UBS Keeps Buy Rating as D.R. Horton Shares Drop 11.6%
D.R. Horton retains UBS’s Buy rating despite its stock’s 11.6% slide—the longest losing streak since 2024. The builder forecasts Q1 EPS of $2.18 (down 15.5%) and $7.7 billion revenue (down 0.47%) and acquired 92 lots near Houston for homes starting at $235,000.
1. UBS Rating and Stock Performance
D.R. Horton retains UBS’s Buy rating while its shares have declined 11.6%, marking the longest losing streak since 2024. The stock closed at $145.28 and slipped 1.63% that session, underperforming the S&P 500’s 0.21% drop, and is down 3.79% over the past month.
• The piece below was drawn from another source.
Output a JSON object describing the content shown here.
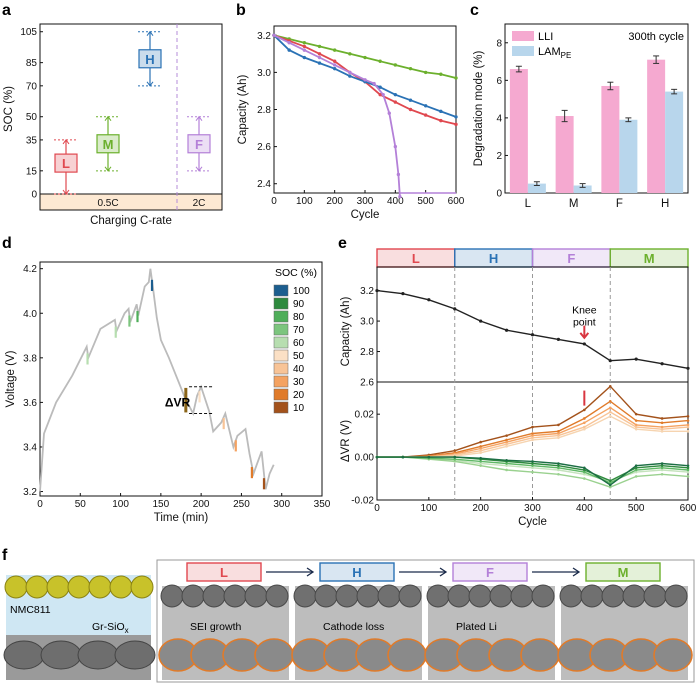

2. Upcoming Earnings Forecast
Investors expect Q1 EPS of $2.18, a 15.5% year-over-year decrease, and revenue of $7.7 billion, a 0.47% decline. The company will report results on April 21, 2026, and these figures could reflect slower demand in the residential construction market.
3. Houston Lot Acquisition
D.R. Horton acquired 92 fully developed lots from Windy Hill Development in the Indian Springs community near Houston and plans to build homes starting at $235,000. This purchase boosts its land inventory in a growing region following a nearby sale of 115 lots to a competitor.